When I wrote the title above, I thought to myself "Wait, I must have used that title before." In fact, a quick search of the archives shows that I have done exactly two (2) posts that contain the word parasite, but never have I used this title even though one of the two (2) previous posts uses the term in the same context I will use it today.

So that's pretty exciting (for me), but what does it mean? That's what I am going to discuss today: what does it mean to be an academic Parasite?

I can remember hearing this term twice: once a very long time ago, and once this week. There may well have been others, but they have not been stored in my long-term memory compartments.

The first time I heard it, I was a grad student and the speaker was an old and supposedly distinguished professor who hated most people, so it wasn't a surprise to hear him insult someone. Typically, that someone was me, but in this case, that someone was a perky-but-clueless visiting graduate student who had come to prostrate himself before The Great Man and glean little bits of wisdom. They met in the GM's office for an hour or so, and then the grad student came to my office to chat.

He said "We had a really great discussion!" (unlikely: The GM did not "discuss"; he lectured)

And "I think he really likes me!" Well, he did have a few acolytes, all male, who worshiped him, named their children after him etc., but I wasn't sure... and then:

The phone rang. It was The GM, wanting to talk to me. "Is THAT PARASITE still there?" he screamed into the phone. (etc.)

The second time, in a conversation this week, a professor who is a much nicer person than The GM asked me if I had ever worked with a particular individual. I said, without explanation "I used to, but not for quite a long time now." He laughed and said "Good! He's a PARASITE!" He's not wrong.. there are specific reasons I no longer work with that person.

But what does it mean?Are there different types of Academic Parasites? Do we need to classify them?

Of the two instances mentioned here, the first one was just a student asking a professor for advice, information, anything that would help him (the student) with his dissertation research. The GM's response was clearly extreme (it was a student asking for help!).

The second instance involves interactions among professors who are collaborators. In some cases, this distinction of student-professor vs. professor-professor interaction is important; in others, not. (<-- important note: That link is to a 2006 post, when things were different.)

I will propose a simple definition, for starters:

Someone who takes and uses the research ideas and/or results of others to advance their own research/career but doesn't give back, share, or cite appropriately = parasite.

But how do we know when someone has crossed a line between a somewhat unequal collaborative situation (this is not unusual) and a parasitic arrangement? Is a parasite by definition engaged in unethical behavior? That is, does the "taking" always = "stealing" (ideas, results)?

I think that if the taking/stealing involves people who are not collaborators, and the taking/stealing involves information from proposals or other unpublished work, the person in question is worse than a parasite, and there are probably more appropriate words. If, however, someone takes ideas from published work and then repackages them as their own (because they don't have any of their own), they are a weasly parasite.

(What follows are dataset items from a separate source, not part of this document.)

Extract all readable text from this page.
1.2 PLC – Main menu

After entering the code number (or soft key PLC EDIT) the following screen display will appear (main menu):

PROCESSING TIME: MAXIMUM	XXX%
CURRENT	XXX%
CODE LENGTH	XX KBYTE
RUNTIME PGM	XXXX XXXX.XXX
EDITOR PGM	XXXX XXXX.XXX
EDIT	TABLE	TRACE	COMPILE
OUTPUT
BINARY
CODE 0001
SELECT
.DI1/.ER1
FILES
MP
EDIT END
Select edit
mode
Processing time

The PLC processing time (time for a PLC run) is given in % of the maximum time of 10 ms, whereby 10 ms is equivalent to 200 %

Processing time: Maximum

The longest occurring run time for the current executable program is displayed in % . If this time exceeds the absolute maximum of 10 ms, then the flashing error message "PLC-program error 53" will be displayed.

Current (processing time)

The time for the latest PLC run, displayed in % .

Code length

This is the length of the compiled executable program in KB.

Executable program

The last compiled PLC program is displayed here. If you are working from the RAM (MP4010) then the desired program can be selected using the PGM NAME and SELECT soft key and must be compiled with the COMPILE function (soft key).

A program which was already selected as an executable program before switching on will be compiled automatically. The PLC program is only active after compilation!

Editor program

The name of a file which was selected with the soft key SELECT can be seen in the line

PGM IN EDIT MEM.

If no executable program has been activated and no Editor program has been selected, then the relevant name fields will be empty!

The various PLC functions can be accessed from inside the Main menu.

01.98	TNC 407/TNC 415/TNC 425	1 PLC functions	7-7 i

If someone takes ideas and data from collaborators, then it is a bit more ambiguous. If someone is content to do (essentially) nothing but have their name put on papers as co-author, they are a passive parasite. If, however, they do (essentially) nothing and put their name on papers (but not yours or your students), then they are a more virulent and dastardly variety: the evil parasite.

This is not a very pleasant topic, but, in the course of a career, we encounter all kinds of people. Fortunately for me, the parasites have been few and far between, so my classification scheme (and/or my imagination) is rather limited.